A Short History of Hong Kong
Hong Kong is a special administrative region China situated on its south coast and surrounded by the Pearl River Delta and South China Sea. Hong Kong is famous for its expansive skyline and deep natural harbor.
Hong Kong was a colony of the British Empire after the First Opium War. Since 1997, it has once again been brought back under the control of China. Today, Hong Kong continues to prosper under China’s policy of one country – two systems. Hong Kong has become one of the most successful islands in the world. Its growth as a financial center has blossomed over the last century and today and its future is bright as ever.
Islands of Hong Kong
Hong Kong is one of the most densely populated areas of the world. The population is quite high with the island inhabitants reaching over 7 million. Hong Kong is known as one of Asia’s most excellent financial markets and it ranks as one of the most successful and important financial, cultural and communications hubs in the world.
The vast majority of Hong Kong is composed of mostly Chinese inhabitants. Few expatriates of all nationalities live in Hong Kong as well but, Hong Kong is also known for its multinational atmosphere.
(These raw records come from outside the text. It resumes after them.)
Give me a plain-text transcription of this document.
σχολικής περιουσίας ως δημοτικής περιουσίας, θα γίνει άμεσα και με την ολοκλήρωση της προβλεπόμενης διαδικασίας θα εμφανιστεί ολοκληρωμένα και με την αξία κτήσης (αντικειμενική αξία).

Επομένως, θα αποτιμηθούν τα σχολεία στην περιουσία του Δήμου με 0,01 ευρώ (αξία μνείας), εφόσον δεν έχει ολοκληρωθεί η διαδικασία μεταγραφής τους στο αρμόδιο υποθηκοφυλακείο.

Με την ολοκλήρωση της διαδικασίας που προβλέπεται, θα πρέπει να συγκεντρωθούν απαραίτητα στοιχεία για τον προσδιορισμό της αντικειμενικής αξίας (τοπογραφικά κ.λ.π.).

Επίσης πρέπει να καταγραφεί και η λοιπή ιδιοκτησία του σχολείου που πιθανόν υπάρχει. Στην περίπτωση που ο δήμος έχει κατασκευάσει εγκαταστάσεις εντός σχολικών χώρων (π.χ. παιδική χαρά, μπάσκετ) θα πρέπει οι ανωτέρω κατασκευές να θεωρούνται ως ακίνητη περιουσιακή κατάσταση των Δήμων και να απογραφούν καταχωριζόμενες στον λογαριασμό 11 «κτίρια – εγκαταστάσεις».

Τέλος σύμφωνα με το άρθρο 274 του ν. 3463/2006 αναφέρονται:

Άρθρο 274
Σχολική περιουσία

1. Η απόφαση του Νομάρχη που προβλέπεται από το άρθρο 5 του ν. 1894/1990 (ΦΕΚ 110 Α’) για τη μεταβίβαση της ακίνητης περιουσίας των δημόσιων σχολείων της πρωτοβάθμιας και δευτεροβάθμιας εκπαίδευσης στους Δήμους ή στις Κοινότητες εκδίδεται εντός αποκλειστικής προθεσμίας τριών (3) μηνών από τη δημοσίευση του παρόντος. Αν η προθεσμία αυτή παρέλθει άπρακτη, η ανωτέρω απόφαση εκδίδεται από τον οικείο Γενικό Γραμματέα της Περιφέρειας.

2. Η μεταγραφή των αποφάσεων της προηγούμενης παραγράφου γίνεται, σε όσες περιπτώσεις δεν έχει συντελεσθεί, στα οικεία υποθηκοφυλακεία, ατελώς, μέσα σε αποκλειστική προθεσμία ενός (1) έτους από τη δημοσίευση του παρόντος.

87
The word “Hong Kong” is derived from Cantonese word “Hakka” meaning fragrant harbor. Aberdeen Harbor is known as the original harbor of Hong Kong.
The island of Hong Kong was settled as millennia by China. The first mention of Hong Kong was recorded by the Portuguese explorer Jorge Alvares who arrived in 1513. It was for the first time in 1842 when the name Hong Kong was officially used following the signing of Nanking treaty by China and Britain.
Important Trading Post of Britain
Hong Kong was used by the British to an extent for trading opium among other commodities in the mid 1800’s. The Qing Dynasty’s refusal to no longer import Opium- a dangerous narcotic in 1839 had social and financial affects on China that led her into the First Opium War with Britain.
Hong Kong was occupied by Britain in 1842 under the Treaty of Nanking. A Crown Colony was established by the British established and the Victoria City was founded. In the coming years and during the Second Opium War, Kowloon Peninsula and Stonecutters Island was also ceded to Britain. In 1898, Britain obtained a 99 year lease of Hong Kong and at that time was known as the New Territories. Hong Kong remained in the control of the United Kingdom for a period 99 years leading up to 1997.
Hong Kong during WW II
Hong Kong played a major role as a center of trade of Asia during the early part of the 20th century. Hong successfully progressed financially and culturally. However during the Second World War, the Japanese Empire was able to drive the British off the island in the Battle of Hong Kong and took control of Hong Kong as a colony on December 1941.
The civilians of the island suffered enormously throughout the invasion and occupation of Hong Kong. There were wide spread food shortages and hyper inflation since all currency needed to be converted to military notes. In fact conditions were so bad that from 1971 to 1945 when the control of Hong Kong returned back to the British after Japan surrendered, almost half the population of Hong Kong civilians had died.
Recovery of Hong Kong after WW II
The population of Hong Kong swiftly improved after World War II because of the arrival of migrants from the mainland of China- mainly due to the Chinese Civil. In addition, many companies shifted their operations to Hong Kong due to the communist takeover of the mainland. Since many years, there was a rapid growth in industry such as textiles and manufacturing.
There was not only cheap labor but Hong Kong being mostly built on a capitalist philosophy made it easy for businesses and entrepreneurs to operate. While Hong Kong progressed in economy, China became more isolated and it left Hong Kong as the only link between the world and the Mainland. Nowadays, Hong Kong is known less for its manufacturing and more for its service based industry – specifically in finance and banking sectors.
Change over from UK to China’s control
The British handed over Hong Kong to China’s control on midnight of 1sr July 1997. However both the United Kingdom and the China were planning the transition close to 20 years before then. The Sino-British Joint Declaration was agreed upon in 1984. This document fixed that Hong Kong would be governed as a special administrative region for at least the next 50 years which began in 1997. The laws were retained as a large extent to its autonomy. The agreement was helpful in making sure to continue Hong Kong succeed and would not face severe disruptions when the transition took place.
One Country – Two Systems
These days, Hong Kong is ruled under the principle of one country – two systems. Hong Kong continues to enjoy a wide degree of autonomy based upon the Sino-British Joint Declaration. The matters of defense and foreign affairs are ruled by Basic Law, which is outlined in Hong Kong’s constitution. Under Basic Law, the people of Hong Kong continue to enjoy an economic system based on capitalism, a guarantee of human rights and freedoms and a government with a large representation of democratically elected officials. Hong Kong continues to be a powerhouse economically and culturally in Asia and its future bright.